Comparing Fixed-Rate vs. Adjustable-Rate Mortgages in California

Jul 20, 2025By Christopher Wells
Christopher Wells

Understanding Fixed-Rate Mortgages

A fixed-rate mortgage is a home loan where the interest rate remains the same throughout the life of the loan. This type of mortgage is popular among homebuyers in California because it offers predictable payments, which can make budgeting easier. Knowing that your monthly payment won't change can provide peace of mind, especially in a fluctuating economy.

Fixed-rate mortgages typically come in terms of 15, 20, or 30 years. While longer terms mean lower monthly payments, they also result in paying more interest over the life of the loan. On the other hand, shorter terms have higher monthly payments but save money on interest.

fixed rate mortgage

Pros and Cons of Fixed-Rate Mortgages

Pros:

  • Stable monthly payments for the duration of the loan.
  • Protection against rising interest rates.
  • Easy to understand and manage.

Cons:

  • Higher initial interest rates compared to adjustable-rate mortgages (ARMs).
  • Less flexibility if you plan to sell or refinance early.

Exploring Adjustable-Rate Mortgages (ARMs)

An adjustable-rate mortgage (ARM) has an interest rate that changes periodically based on the performance of a specific benchmark. In California, ARMs often start with a lower interest rate than fixed-rate mortgages, making them an attractive option for some homebuyers, especially those who plan to move or refinance before the rate adjusts.

Common ARM terms include 5/1, 7/1, and 10/1, which indicate the initial fixed-rate period followed by annual adjustments. For example, a 5/1 ARM has a fixed rate for the first five years and then adjusts annually.

adjustable rate mortgage

Pros and Cons of Adjustable-Rate Mortgages

Pros:

  • Lower initial interest rates.
  • Potential to save money if you plan to sell or refinance before the adjustment period.
  • Possibility of lower payments if interest rates decrease.

Cons:

  • Uncertainty about future payments after the adjustment period.
  • Potential for significant payment increases if interest rates rise.

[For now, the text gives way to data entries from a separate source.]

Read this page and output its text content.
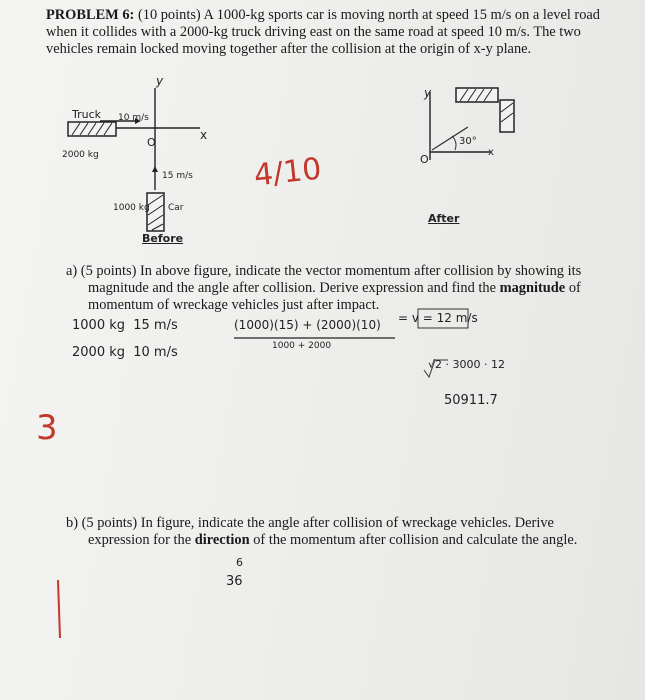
PROBLEM 6: (10 points) A 1000-kg sports car is moving north at speed 15 m/s on a level road
when it collides with a 2000-kg truck driving east on the same road at speed 10 m/s. The two
vehicles remain locked moving together after the collision at the origin of x-y plane.
Truck 10 m/s
2000 kg
y
x
O
15 m/s
1000 kg Car
Before
4/10
y
x
O
30°
After
a) (5 points) In above figure, indicate the vector momentum after collision by showing its
magnitude and the angle after collision. Derive expression and find the magnitude of
momentum of wreckage vehicles just after impact.
1000 kg  15 m/s
2000 kg  10 m/s
(1000)(15) + (2000)(10)
1000 + 2000
= v = 12 m/s
√2 · 3000 · 12
50911.7
3
b) (5 points) In figure, indicate the angle after collision of wreckage vehicles. Derive
expression for the direction of the momentum after collision and calculate the angle.
36
6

Choosing the Right Mortgage for You

The decision between a fixed-rate and an adjustable-rate mortgage largely depends on your financial situation and long-term plans. If you value stability and plan to stay in your home for many years, a fixed-rate mortgage may be the better choice. Conversely, if you expect to move or refinance within a few years, an ARM might offer significant savings initially.

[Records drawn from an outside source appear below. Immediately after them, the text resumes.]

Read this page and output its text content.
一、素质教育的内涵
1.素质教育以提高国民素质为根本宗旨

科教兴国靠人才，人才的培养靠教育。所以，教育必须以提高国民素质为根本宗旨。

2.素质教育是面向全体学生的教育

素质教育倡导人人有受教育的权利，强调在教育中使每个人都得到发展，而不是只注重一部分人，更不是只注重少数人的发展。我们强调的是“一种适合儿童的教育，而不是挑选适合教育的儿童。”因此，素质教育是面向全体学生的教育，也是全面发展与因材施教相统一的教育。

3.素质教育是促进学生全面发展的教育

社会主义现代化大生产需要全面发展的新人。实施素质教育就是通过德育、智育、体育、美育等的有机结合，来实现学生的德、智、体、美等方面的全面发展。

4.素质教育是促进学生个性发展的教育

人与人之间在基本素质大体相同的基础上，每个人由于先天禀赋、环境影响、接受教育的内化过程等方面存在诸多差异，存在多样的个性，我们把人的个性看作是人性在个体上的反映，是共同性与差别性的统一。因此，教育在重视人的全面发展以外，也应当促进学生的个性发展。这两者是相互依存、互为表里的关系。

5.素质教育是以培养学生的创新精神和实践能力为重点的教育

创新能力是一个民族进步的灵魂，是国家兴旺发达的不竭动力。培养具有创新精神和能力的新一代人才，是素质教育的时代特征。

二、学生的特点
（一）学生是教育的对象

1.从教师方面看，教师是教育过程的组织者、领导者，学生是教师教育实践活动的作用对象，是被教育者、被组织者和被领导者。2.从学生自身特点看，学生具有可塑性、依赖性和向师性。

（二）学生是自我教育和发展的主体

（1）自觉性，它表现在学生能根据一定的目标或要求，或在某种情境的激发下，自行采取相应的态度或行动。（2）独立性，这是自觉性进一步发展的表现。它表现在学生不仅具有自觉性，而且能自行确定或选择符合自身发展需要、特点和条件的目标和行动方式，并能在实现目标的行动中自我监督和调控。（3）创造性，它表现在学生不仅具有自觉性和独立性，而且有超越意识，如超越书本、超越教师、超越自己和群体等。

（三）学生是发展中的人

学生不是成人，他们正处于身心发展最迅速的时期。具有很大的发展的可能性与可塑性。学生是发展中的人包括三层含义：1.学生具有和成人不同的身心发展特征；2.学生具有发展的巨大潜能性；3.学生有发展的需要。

Consider factors such as how long you plan to stay in your home, your risk tolerance regarding fluctuating payments, and current market conditions when making your decision. Consulting with a mortgage advisor can provide personalized insights tailored to your specific circumstances.

mortgage decision making

Conclusion: Weighing Your Options

Both fixed-rate and adjustable-rate mortgages have their benefits and drawbacks. By understanding how each works and assessing your financial goals, you can make an informed decision that aligns with your needs. Remember, choosing the right mortgage is a crucial step in your home-buying journey in California.